El Valle de la luna
El Valle de la luna Cada una compró su propio billete en la entrada del Weasel Park y, al entregar el medio dólar, tuvo la certeza absoluta del número de piezas almidonadas que representaba aquella moneda.
Era demasiado temprano para el grueso de la gente, pero los albañiles con sus familias ya estaban en marcha, e iban cargados con enormes cestas para la merienda y con montones de bebés; sí, era una saludable raza de rudos trabajadores bien pagados y fuertemente nutridos. Y junto a ellos, mal disimulados dentro de sus vestimentas yanquis, más flacos y petisos[1], maduros no sólo por la edad sino también por los malos tiempos y las penurias sufridas, estaban los abuelos y las madres que habían visto por primera vez la luz en el viejo solar irlandés. Sus rostros daban la impresión de alegría y de orgullo, al mismo tiempo que se enternecían ante su progenie llena de vitalidad y bien alimentada.

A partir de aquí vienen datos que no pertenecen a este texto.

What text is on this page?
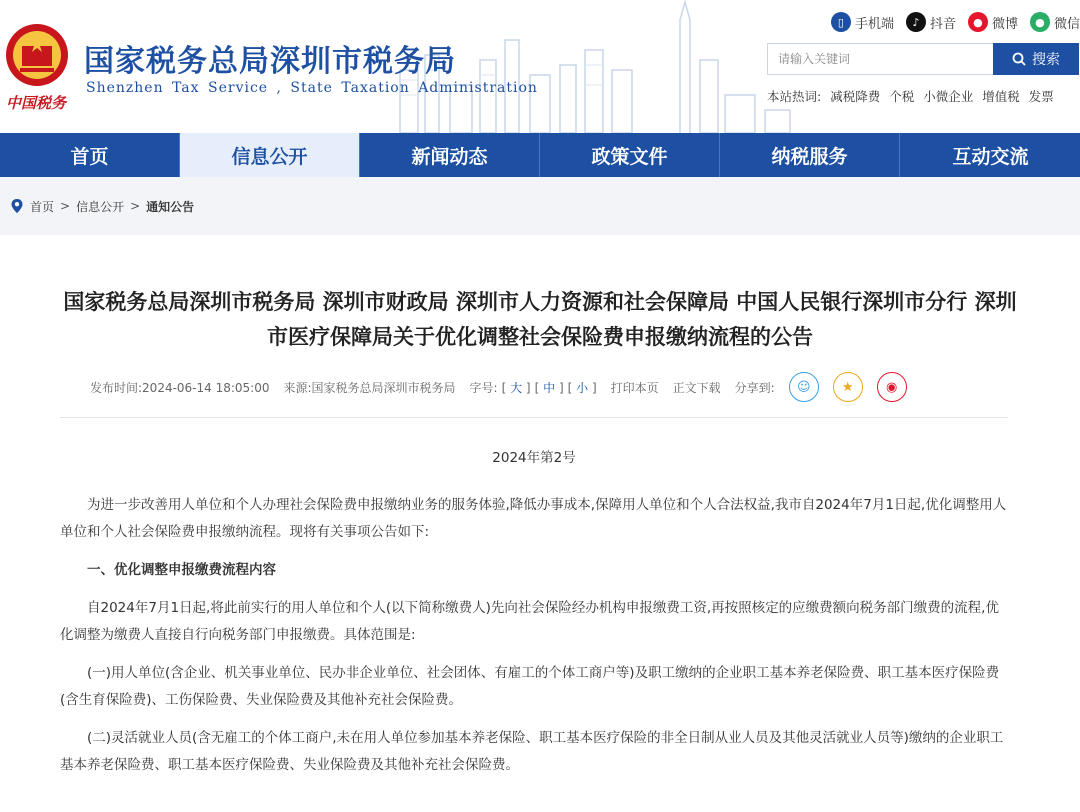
中国税务
国家税务总局深圳市税务局
Shenzhen Tax Service , State Taxation Administration
▯ 手机端	♪ 抖音	● 微博	● 微信
请输入关键词
搜索
本站热词: 减税降费 个税 小微企业 增值税 发票
首页	信息公开	新闻动态	政策文件	纳税服务	互动交流
首页 > 信息公开 > 通知公告
国家税务总局深圳市税务局 深圳市财政局 深圳市人力资源和社会保障局 中国人民银行深圳市分行 深圳市医疗保障局关于优化调整社会保险费申报缴纳流程的公告
发布时间:2024-06-14 18:05:00 来源:国家税务总局深圳市税务局 字号: [ 大 ] [ 中 ] [ 小 ] 打印本页 正文下载 分享到:	☺	★	◉

2024年第2号

为进一步改善用人单位和个人办理社会保险费申报缴纳业务的服务体验,降低办事成本,保障用人单位和个人合法权益,我市自2024年7月1日起,优化调整用人单位和个人社会保险费申报缴纳流程。现将有关事项公告如下:

一、优化调整申报缴费流程内容

自2024年7月1日起,将此前实行的用人单位和个人(以下简称缴费人)先向社会保险经办机构申报缴费工资,再按照核定的应缴费额向税务部门缴费的流程,优化调整为缴费人直接自行向税务部门申报缴费。具体范围是:

(一)用人单位(含企业、机关事业单位、民办非企业单位、社会团体、有雇工的个体工商户等)及职工缴纳的企业职工基本养老保险费、职工基本医疗保险费(含生育保险费)、工伤保险费、失业保险费及其他补充社会保险费。

(二)灵活就业人员(含无雇工的个体工商户,未在用人单位参加基本养老保险、职工基本医疗保险的非全日制从业人员及其他灵活就业人员等)缴纳的企业职工基本养老保险费、职工基本医疗保险费、失业保险费及其他补充社会保险费。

Mary y Saxon no pertenecían a esa clase de gente. Tampoco los conocían ni había ninguna relación con ellos. No tenía ninguna importancia, que el festival fuera irlandés, alemán o eslavo; tampoco si la fiesta al aire libre era de los albañiles, de los cerveceros o de los carniceros. Ellas, las muchachas, formaban la multitud danzante que aumentaba los ingresos de los festivales en una proporción constante y considerable.